I had the first watch, taking over from Mark as soon as I had finished my evening meal. The course was just west of north, the rain dying away to intermittent showers and the wind almost dead aft so that we were running goose-winged with the main to port and the genoa boomed out to starb’d. Alone at the wheel I was suddenly very conscious of the fact that I was the odd man out. The other four were all part of the yacht, part of the owner’s life, moving in a world entirely different from mine. Through the hatch I could see them sitting over their coffee and glasses of Spanish brandy, talking excitedly. And well they might, for they had the proof they needed.

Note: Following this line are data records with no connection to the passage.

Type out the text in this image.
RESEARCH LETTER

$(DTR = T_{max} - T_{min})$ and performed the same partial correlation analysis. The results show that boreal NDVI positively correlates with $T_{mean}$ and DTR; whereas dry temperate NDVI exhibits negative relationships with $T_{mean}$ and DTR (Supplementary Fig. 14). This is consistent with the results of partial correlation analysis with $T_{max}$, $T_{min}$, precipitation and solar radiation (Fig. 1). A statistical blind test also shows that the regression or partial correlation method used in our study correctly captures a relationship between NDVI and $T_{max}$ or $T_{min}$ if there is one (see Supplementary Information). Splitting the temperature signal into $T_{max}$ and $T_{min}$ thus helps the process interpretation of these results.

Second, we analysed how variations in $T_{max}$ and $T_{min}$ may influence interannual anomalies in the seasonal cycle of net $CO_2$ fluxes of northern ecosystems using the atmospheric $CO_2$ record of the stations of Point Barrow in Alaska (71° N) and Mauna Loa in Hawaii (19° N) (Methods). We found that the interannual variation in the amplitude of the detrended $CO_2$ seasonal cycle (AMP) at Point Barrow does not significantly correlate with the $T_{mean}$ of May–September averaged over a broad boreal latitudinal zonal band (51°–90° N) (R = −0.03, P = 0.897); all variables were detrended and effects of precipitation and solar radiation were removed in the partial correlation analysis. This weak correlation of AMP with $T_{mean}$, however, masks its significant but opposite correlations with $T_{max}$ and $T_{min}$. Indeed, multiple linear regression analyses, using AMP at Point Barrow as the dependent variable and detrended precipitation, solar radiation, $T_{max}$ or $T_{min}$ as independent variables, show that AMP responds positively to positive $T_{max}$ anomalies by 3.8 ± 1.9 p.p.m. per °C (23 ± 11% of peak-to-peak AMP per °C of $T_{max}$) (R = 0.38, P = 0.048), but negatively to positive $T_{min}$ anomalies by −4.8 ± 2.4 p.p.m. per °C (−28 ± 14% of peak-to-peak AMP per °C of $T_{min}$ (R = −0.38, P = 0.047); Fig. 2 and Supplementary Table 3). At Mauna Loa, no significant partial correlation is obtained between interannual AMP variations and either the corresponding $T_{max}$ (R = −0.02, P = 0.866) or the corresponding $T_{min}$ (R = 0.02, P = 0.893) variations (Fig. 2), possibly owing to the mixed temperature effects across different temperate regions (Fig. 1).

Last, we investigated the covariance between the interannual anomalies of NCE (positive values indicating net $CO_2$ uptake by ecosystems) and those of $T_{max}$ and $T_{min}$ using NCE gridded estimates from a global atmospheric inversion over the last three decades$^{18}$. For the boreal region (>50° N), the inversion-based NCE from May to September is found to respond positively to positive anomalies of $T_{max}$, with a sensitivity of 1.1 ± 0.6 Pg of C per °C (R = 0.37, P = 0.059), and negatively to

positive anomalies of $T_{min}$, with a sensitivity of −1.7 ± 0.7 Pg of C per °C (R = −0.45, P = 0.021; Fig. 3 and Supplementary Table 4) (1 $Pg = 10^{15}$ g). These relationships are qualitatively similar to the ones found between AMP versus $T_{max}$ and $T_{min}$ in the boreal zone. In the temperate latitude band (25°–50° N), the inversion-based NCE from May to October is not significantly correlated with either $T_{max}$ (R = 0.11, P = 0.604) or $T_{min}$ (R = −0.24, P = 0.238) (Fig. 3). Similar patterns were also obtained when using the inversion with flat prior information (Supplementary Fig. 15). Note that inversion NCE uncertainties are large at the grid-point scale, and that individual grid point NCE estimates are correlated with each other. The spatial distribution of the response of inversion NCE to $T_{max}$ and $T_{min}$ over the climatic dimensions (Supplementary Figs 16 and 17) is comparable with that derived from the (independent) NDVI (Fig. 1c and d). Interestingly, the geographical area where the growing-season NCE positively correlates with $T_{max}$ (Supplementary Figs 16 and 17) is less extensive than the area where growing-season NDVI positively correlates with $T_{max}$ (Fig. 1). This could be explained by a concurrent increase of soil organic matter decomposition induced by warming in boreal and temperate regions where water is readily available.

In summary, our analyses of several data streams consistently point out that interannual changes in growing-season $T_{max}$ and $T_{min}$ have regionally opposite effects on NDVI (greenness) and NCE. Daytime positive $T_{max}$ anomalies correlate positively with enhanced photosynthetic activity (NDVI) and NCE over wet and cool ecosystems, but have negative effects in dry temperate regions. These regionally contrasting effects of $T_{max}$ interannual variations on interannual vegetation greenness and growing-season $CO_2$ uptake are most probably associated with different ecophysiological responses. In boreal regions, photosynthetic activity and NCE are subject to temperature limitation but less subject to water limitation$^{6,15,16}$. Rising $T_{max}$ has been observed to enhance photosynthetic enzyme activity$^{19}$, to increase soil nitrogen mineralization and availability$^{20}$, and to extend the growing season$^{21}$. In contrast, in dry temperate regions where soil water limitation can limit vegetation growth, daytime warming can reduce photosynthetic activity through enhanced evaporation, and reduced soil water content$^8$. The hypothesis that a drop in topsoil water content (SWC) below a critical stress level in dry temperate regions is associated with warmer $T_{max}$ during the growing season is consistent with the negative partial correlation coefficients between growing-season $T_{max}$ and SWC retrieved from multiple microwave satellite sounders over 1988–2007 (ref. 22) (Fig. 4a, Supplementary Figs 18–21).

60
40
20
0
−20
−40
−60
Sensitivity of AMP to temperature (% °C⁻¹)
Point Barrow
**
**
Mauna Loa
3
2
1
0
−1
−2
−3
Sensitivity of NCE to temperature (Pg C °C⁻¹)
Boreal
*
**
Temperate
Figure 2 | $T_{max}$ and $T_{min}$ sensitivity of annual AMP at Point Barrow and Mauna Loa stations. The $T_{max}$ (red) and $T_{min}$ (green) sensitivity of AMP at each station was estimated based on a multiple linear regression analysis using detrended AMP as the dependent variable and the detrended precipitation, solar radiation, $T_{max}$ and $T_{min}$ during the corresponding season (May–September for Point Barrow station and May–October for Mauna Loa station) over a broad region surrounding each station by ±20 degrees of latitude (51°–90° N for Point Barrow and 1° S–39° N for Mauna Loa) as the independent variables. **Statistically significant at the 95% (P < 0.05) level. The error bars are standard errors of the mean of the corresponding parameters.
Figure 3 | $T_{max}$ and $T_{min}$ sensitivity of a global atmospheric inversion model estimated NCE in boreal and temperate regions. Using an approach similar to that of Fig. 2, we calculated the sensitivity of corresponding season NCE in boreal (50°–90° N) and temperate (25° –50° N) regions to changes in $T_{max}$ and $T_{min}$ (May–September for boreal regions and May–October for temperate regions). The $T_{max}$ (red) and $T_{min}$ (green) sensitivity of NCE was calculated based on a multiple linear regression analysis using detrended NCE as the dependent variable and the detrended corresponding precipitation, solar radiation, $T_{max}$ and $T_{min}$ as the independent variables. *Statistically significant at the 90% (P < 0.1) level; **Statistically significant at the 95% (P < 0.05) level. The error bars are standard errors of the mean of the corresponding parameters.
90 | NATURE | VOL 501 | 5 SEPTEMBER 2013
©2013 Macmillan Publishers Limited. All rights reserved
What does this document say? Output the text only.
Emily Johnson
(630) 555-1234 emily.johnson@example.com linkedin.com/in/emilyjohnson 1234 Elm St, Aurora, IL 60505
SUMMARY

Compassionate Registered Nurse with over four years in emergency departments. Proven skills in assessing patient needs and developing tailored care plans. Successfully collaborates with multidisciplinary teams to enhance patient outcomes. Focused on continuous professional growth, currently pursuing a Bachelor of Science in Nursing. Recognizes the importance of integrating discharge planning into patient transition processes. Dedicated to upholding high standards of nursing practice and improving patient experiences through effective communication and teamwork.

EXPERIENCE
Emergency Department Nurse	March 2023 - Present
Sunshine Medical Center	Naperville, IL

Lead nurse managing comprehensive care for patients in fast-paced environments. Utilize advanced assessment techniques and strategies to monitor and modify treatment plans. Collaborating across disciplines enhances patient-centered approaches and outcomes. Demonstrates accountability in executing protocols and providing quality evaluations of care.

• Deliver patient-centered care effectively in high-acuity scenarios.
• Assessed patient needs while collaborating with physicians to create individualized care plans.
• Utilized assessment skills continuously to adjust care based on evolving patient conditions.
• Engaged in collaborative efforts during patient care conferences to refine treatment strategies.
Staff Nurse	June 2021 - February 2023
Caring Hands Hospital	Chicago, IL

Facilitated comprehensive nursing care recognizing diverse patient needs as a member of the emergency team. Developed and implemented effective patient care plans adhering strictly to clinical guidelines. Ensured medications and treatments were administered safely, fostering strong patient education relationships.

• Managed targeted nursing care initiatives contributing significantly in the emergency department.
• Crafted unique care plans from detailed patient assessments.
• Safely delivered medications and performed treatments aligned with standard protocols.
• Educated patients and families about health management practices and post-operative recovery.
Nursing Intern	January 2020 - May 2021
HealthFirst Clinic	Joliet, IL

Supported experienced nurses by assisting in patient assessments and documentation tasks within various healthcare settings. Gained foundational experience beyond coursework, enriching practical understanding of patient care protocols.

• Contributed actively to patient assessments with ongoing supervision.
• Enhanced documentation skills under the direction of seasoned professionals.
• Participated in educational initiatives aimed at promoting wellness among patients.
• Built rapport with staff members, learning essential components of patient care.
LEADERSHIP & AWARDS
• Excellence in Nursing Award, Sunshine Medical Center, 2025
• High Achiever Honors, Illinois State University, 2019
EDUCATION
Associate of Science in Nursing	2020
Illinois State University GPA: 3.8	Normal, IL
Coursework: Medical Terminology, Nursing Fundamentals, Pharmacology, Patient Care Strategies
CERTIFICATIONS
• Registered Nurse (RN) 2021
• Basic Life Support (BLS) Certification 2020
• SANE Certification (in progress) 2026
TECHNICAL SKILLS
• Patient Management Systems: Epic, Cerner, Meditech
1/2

But what about me? What had I got out of the

voyage? I was back to the uncertainty of that wild accusation, to fear of arrest, perhaps trial and conviction. All very well for Saltley to say that, once the tankers had reappeared, the nature of their operation known, then confirmation of the statements I had made would include acceptance of my version of what had happened to Choffel. But there was no certainty of it and already I was feeling that sense of withdrawal from the others that is inevitable when an individual knows he is destined to take a different path. Brooding over it, sitting at the helm of that swaying, rolling yacht with the wind at my back and the waves hissing past, everything black, except for that lit saloon and Pamela, with her arms bare to the elbows and the polo-necked sweater tight across her breasts, talking animatedly — I felt like an outcast. I felt as though I were already consigned to oblivion, a non-person whom the others couldn’t see.